Jack's heart gave a bound and he caught his breath for an instant. Then he felt inclined to laugh at his own fears. What he had taken for ghostly figures were columns of vapor writhing and twisting as they steamed upward from the bare end of the island. What caused them, Jack did not know. He noticed, too, that the whole patch of barren land glowed with a strange phosphorescence like rotted wood.

Fascinated by the spectacle, he stood gazing at it. There was something eerie about the dancing, pirouetting columns of vapor. They looked like a party of ghosts dancing a quadrille. They twisted and contorted and bowed and soared upward and sank again in a kind of rhythm.

"Gracious, this is a spooky sort of place," thought Jack. "I wonder what causes those wavering columns? Maybe some sort of hidden hot springs like the one the professor fell into. I know one thing, I don't like this island overmuch. As Zeb said, there is something queer about it—something in the air. I don't know what, but I for one won't be sorry when we leave it."

He fell to musing about his father waiting so many miles away for news of the discovery that was to rehabilitate his fortunes and place the radio telephone in the list of practical inventions that have created an epoch in the world's history.

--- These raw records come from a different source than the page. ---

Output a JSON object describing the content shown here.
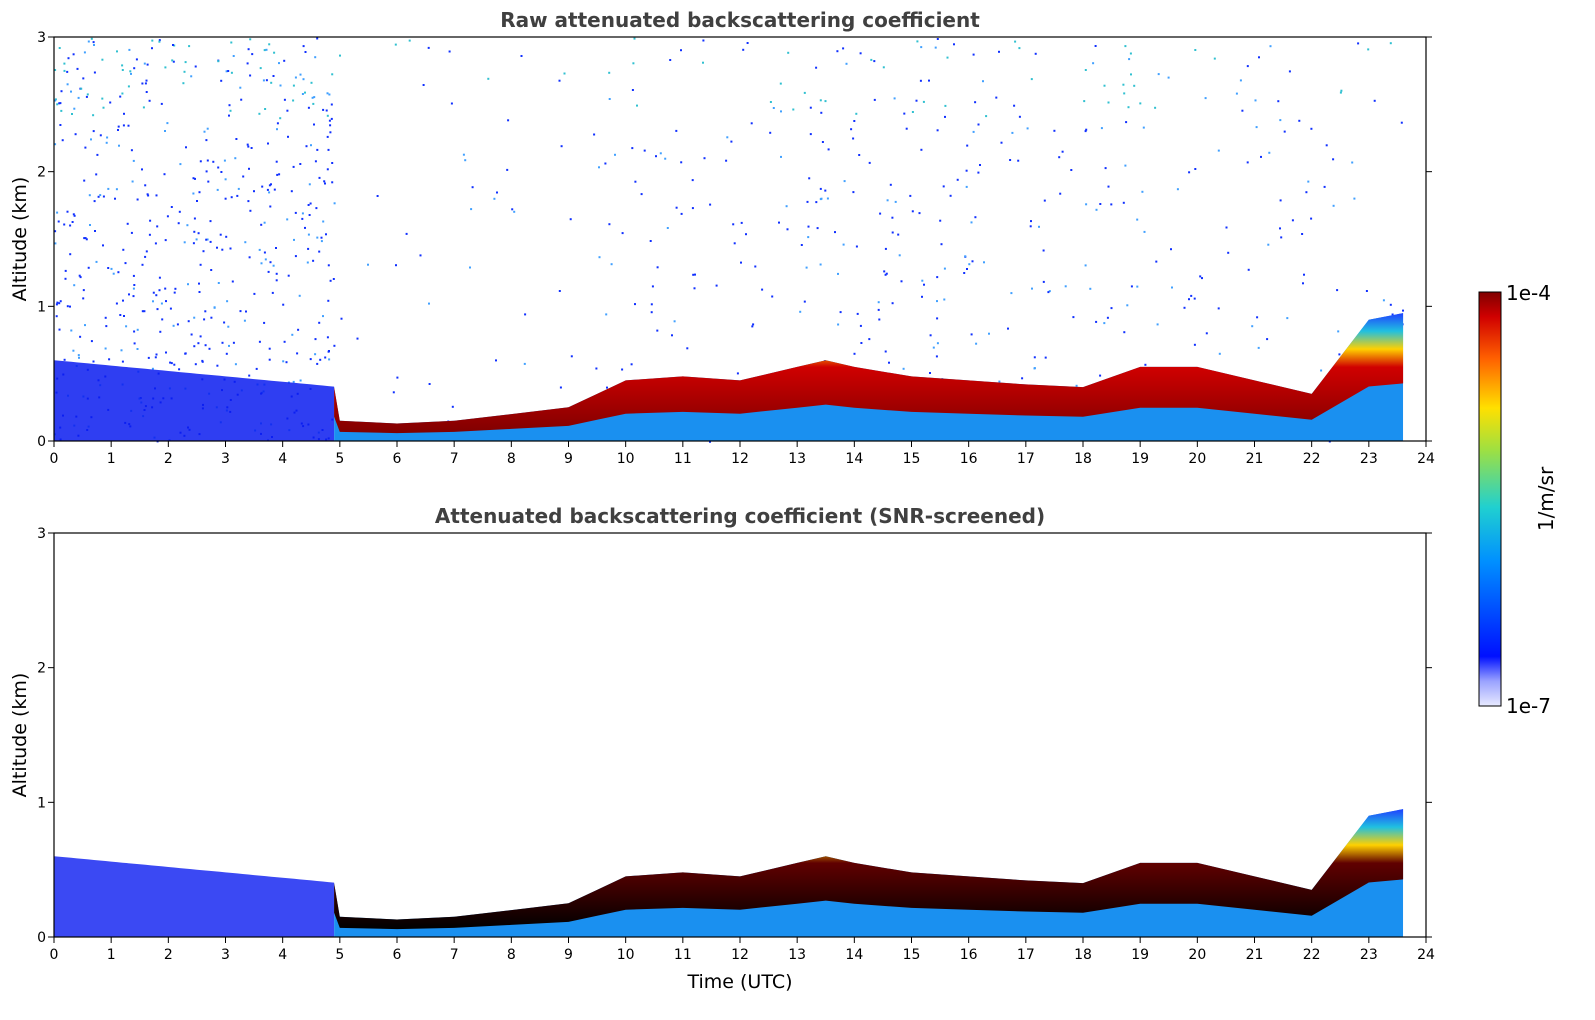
{
  "chart_data": [
    {
      "type": "heatmap",
      "title": "Raw attenuated backscattering coefficient",
      "xlabel": "",
      "ylabel": "Altitude (km)",
      "xlim": [
        0,
        24
      ],
      "ylim": [
        0,
        3
      ],
      "x_ticks": [
        "0",
        "1",
        "2",
        "3",
        "4",
        "5",
        "6",
        "7",
        "8",
        "9",
        "10",
        "11",
        "12",
        "13",
        "14",
        "15",
        "16",
        "17",
        "18",
        "19",
        "20",
        "21",
        "22",
        "23",
        "24"
      ],
      "y_ticks": [
        "0",
        "1",
        "2",
        "3"
      ],
      "layer_top_km": {
        "time_utc": [
          0,
          1,
          2,
          3,
          4,
          4.9,
          5,
          6,
          7,
          8,
          9,
          9.5,
          10,
          11,
          12,
          13,
          13.5,
          14,
          15,
          16,
          17,
          18,
          19,
          20,
          21,
          22,
          23,
          23.6
        ],
        "altitude": [
          0.6,
          0.55,
          0.5,
          0.45,
          0.4,
          0.4,
          0.15,
          0.13,
          0.15,
          0.2,
          0.25,
          0.35,
          0.45,
          0.48,
          0.45,
          0.55,
          0.6,
          0.55,
          0.48,
          0.45,
          0.42,
          0.4,
          0.55,
          0.55,
          0.45,
          0.35,
          0.9,
          0.95
        ]
      },
      "noise_region": "scattered high-altitude noise up to 3 km"
    },
    {
      "type": "heatmap",
      "title": "Attenuated backscattering coefficient (SNR-screened)",
      "xlabel": "Time (UTC)",
      "ylabel": "Altitude (km)",
      "xlim": [
        0,
        24
      ],
      "ylim": [
        0,
        3
      ],
      "x_ticks": [
        "0",
        "1",
        "2",
        "3",
        "4",
        "5",
        "6",
        "7",
        "8",
        "9",
        "10",
        "11",
        "12",
        "13",
        "14",
        "15",
        "16",
        "17",
        "18",
        "19",
        "20",
        "21",
        "22",
        "23",
        "24"
      ],
      "y_ticks": [
        "0",
        "1",
        "2",
        "3"
      ],
      "layer_top_km": {
        "time_utc": [
          0,
          1,
          2,
          3,
          4,
          4.9,
          5,
          6,
          7,
          8,
          9,
          9.5,
          10,
          11,
          12,
          13,
          13.5,
          14,
          15,
          16,
          17,
          18,
          19,
          20,
          21,
          22,
          23,
          23.6
        ],
        "altitude": [
          0.6,
          0.55,
          0.5,
          0.45,
          0.4,
          0.4,
          0.15,
          0.13,
          0.15,
          0.2,
          0.25,
          0.35,
          0.45,
          0.48,
          0.45,
          0.55,
          0.6,
          0.55,
          0.48,
          0.45,
          0.42,
          0.4,
          0.55,
          0.55,
          0.45,
          0.35,
          0.9,
          0.95
        ]
      }
    }
  ],
  "colorbar": {
    "label": "1/m/sr",
    "max_label": "1e-4",
    "min_label": "1e-7",
    "colormap": "jet",
    "scale": "log"
  },
  "colors": {
    "low": "#e8eaff",
    "blue": "#0010ff",
    "cyan": "#20c0e0",
    "green": "#80e060",
    "yellow": "#ffe000",
    "orange": "#ff6000",
    "red": "#d00000",
    "darkred": "#800000"
  }
}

"Poor old dad," he thought "After all, he's really having the most trying part of this thing. Waiting back there for he doesn't know what, and with nothing to do but wait. I wonder if we are going to succeed? We will, we must! But, supposing that the map was wrong and that——"

His musing broke off suddenly and he crouched forward watching intently. His eyes were staring wide-open and startled at the Wondership. Its bulk lay blackly against the faint, phosphorescent glow of the black barren.

Then he felt his scalp tighten and his mouth go dry while his heart seemed to stop for an instant and then pound furiously, shaking his frame.

For a second he had seen something that had almost startled him into a cry. A dark figure was creeping round the Wondership, crouched like an ape as it examined the craft.

The boy had hardly caught a glimpse of it before it vanished, gliding swiftly like an animal into the brush. Jack rubbed his eyes.

"Am I seeing things?" he asked himself, "but no, I'm positive, as sure as I stand here, that that was a human figure sneaking about down there. Who could it have been?"